This week saw the launch of the Baraza Media Lab in Nairobi as part of an initiative to foster more collaboration towards a better future for journalists and media to tell their stories.
The Baraza Lab is supported by the Luminate Group which is a spinoff of the governance and citizen engagements funded by the Omidyar Network. Ory Okolloh, the Managing Director, Africa for Luminate said that different media organizations were dealing with their industry problems in their own silos. The new Baraza lab, which is being run in collaboration with Mettā Nairobi, is a place where like-minded creatives could meet, share, and collaborate on the future of media.
At the launch, it was said that no industry has been as disrupted by technology as much as the media, whose business models have been eroded by new advertising platforms. This is also a time when propaganda and fake news divides societies and where personalities had more followers than countries. Yet media remains a necessary arm of inclusive and democratic societies, and organizations such as AmaBhungane and Africa Uncensored were cited as two entities that had done a great deal to expose corruption issues in South Africa and Kenya, respectively.

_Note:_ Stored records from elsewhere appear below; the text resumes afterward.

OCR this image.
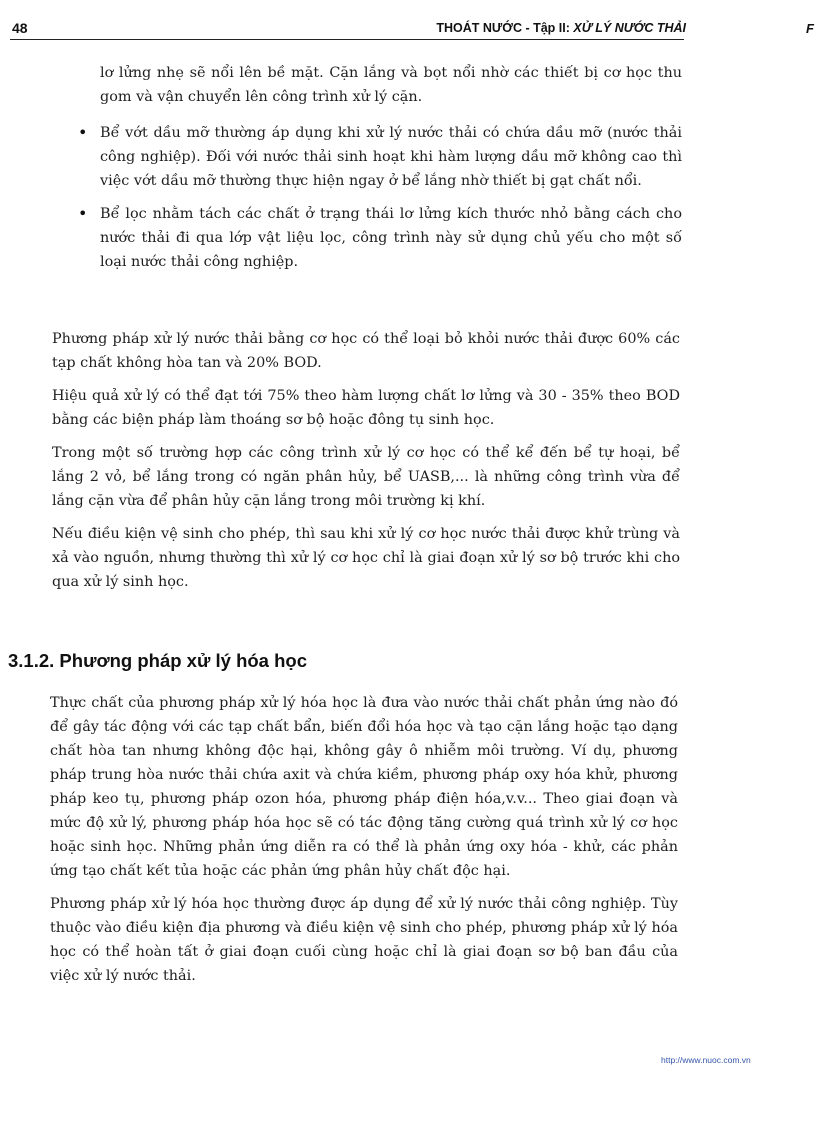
48	THOÁT NƯỚC - Tập II: XỬ LÝ NƯỚC THẢI	F
lơ lửng nhẹ sẽ nổi lên bề mặt. Cặn lắng và bọt nổi nhờ các thiết bị cơ học thu gom và vận chuyển lên công trình xử lý cặn.
• Bể vớt dầu mỡ thường áp dụng khi xử lý nước thải có chứa dầu mỡ (nước thải công nghiệp). Đối với nước thải sinh hoạt khi hàm lượng dầu mỡ không cao thì việc vớt dầu mỡ thường thực hiện ngay ở bể lắng nhờ thiết bị gạt chất nổi.
• Bể lọc nhằm tách các chất ở trạng thái lơ lửng kích thước nhỏ bằng cách cho nước thải đi qua lớp vật liệu lọc, công trình này sử dụng chủ yếu cho một số loại nước thải công nghiệp.

Phương pháp xử lý nước thải bằng cơ học có thể loại bỏ khỏi nước thải được 60% các tạp chất không hòa tan và 20% BOD.

Hiệu quả xử lý có thể đạt tới 75% theo hàm lượng chất lơ lửng và 30 - 35% theo BOD bằng các biện pháp làm thoáng sơ bộ hoặc đông tụ sinh học.

Trong một số trường hợp các công trình xử lý cơ học có thể kể đến bể tự hoại, bể lắng 2 vỏ, bể lắng trong có ngăn phân hủy, bể UASB,... là những công trình vừa để lắng cặn vừa để phân hủy cặn lắng trong môi trường kị khí.

Nếu điều kiện vệ sinh cho phép, thì sau khi xử lý cơ học nước thải được khử trùng và xả vào nguồn, nhưng thường thì xử lý cơ học chỉ là giai đoạn xử lý sơ bộ trước khi cho qua xử lý sinh học.

3.1.2. Phương pháp xử lý hóa học

Thực chất của phương pháp xử lý hóa học là đưa vào nước thải chất phản ứng nào đó để gây tác động với các tạp chất bẩn, biến đổi hóa học và tạo cặn lắng hoặc tạo dạng chất hòa tan nhưng không độc hại, không gây ô nhiễm môi trường. Ví dụ, phương pháp trung hòa nước thải chứa axit và chứa kiềm, phương pháp oxy hóa khử, phương pháp keo tụ, phương pháp ozon hóa, phương pháp điện hóa,v.v... Theo giai đoạn và mức độ xử lý, phương pháp hóa học sẽ có tác động tăng cường quá trình xử lý cơ học hoặc sinh học. Những phản ứng diễn ra có thể là phản ứng oxy hóa - khử, các phản ứng tạo chất kết tủa hoặc các phản ứng phân hủy chất độc hại.

Phương pháp xử lý hóa học thường được áp dụng để xử lý nước thải công nghiệp. Tùy thuộc vào điều kiện địa phương và điều kiện vệ sinh cho phép, phương pháp xử lý hóa học có thể hoàn tất ở giai đoạn cuối cùng hoặc chỉ là giai đoạn sơ bộ ban đầu của việc xử lý nước thải.

http://www.nuoc.com.vn
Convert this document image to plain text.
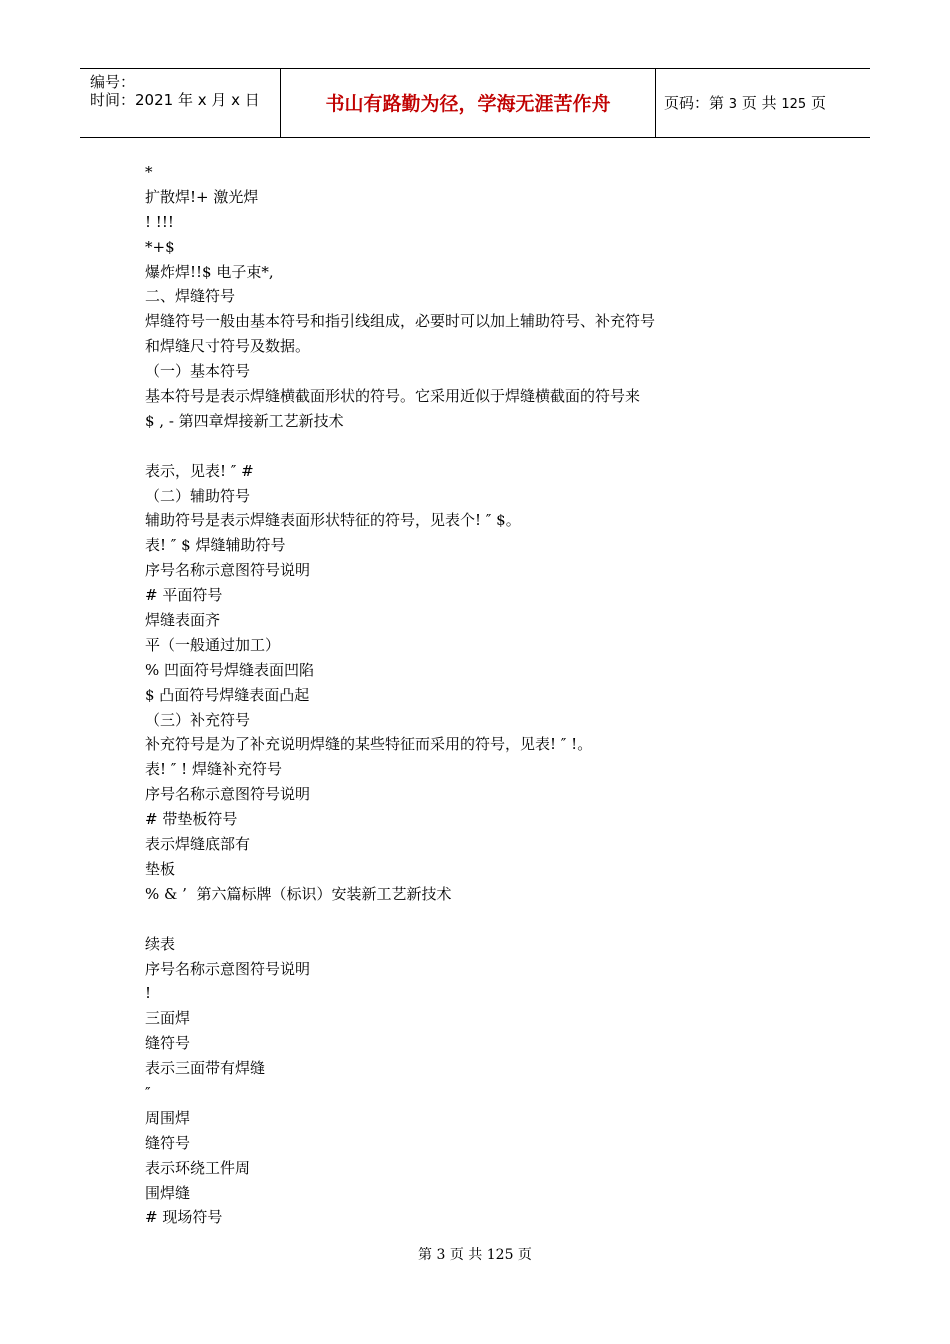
编号：
时间：2021 年 x 月 x 日	书山有路勤为径，学海无涯苦作舟	页码：第 3 页 共 125 页
*
扩散焊!+ 激光焊
! !!!
*+$
爆炸焊!!$ 电子束*,
二、焊缝符号
焊缝符号一般由基本符号和指引线组成，必要时可以加上辅助符号、补充符号
和焊缝尺寸符号及数据。
（一）基本符号
基本符号是表示焊缝横截面形状的符号。它采用近似于焊缝横截面的符号来
$ , - 第四章焊接新工艺新技术
表示，见表! ″ #
（二）辅助符号
辅助符号是表示焊缝表面形状特征的符号，见表个! ″ $。
表! ″ $ 焊缝辅助符号
序号名称示意图符号说明
# 平面符号
焊缝表面齐
平（一般通过加工）
% 凹面符号焊缝表面凹陷
$ 凸面符号焊缝表面凸起
（三）补充符号
补充符号是为了补充说明焊缝的某些特征而采用的符号，见表! ″ !。
表! ″ ! 焊缝补充符号
序号名称示意图符号说明
# 带垫板符号
表示焊缝底部有
垫板
% & ’  第六篇标牌（标识）安装新工艺新技术
续表
序号名称示意图符号说明
!
三面焊
缝符号
表示三面带有焊缝
″
周围焊
缝符号
表示环绕工件周
围焊缝
# 现场符号
第 3 页 共 125 页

Media coach and “recovering” journalist Uduak Amimo, who was the keynote speaker at the launch, spoke about the revelations and opportunities brought on by new media in the last few years. As an example of collaboration, she said that the data dumps by Wikileaks had not made much sense until the organization partnered with traditional media houses. But the opportunities for media had been hampered by a focus on profits over purpose, media that shared messages that they had not checked or analyzed, pay discrimination and tolerance of harassment among other factors.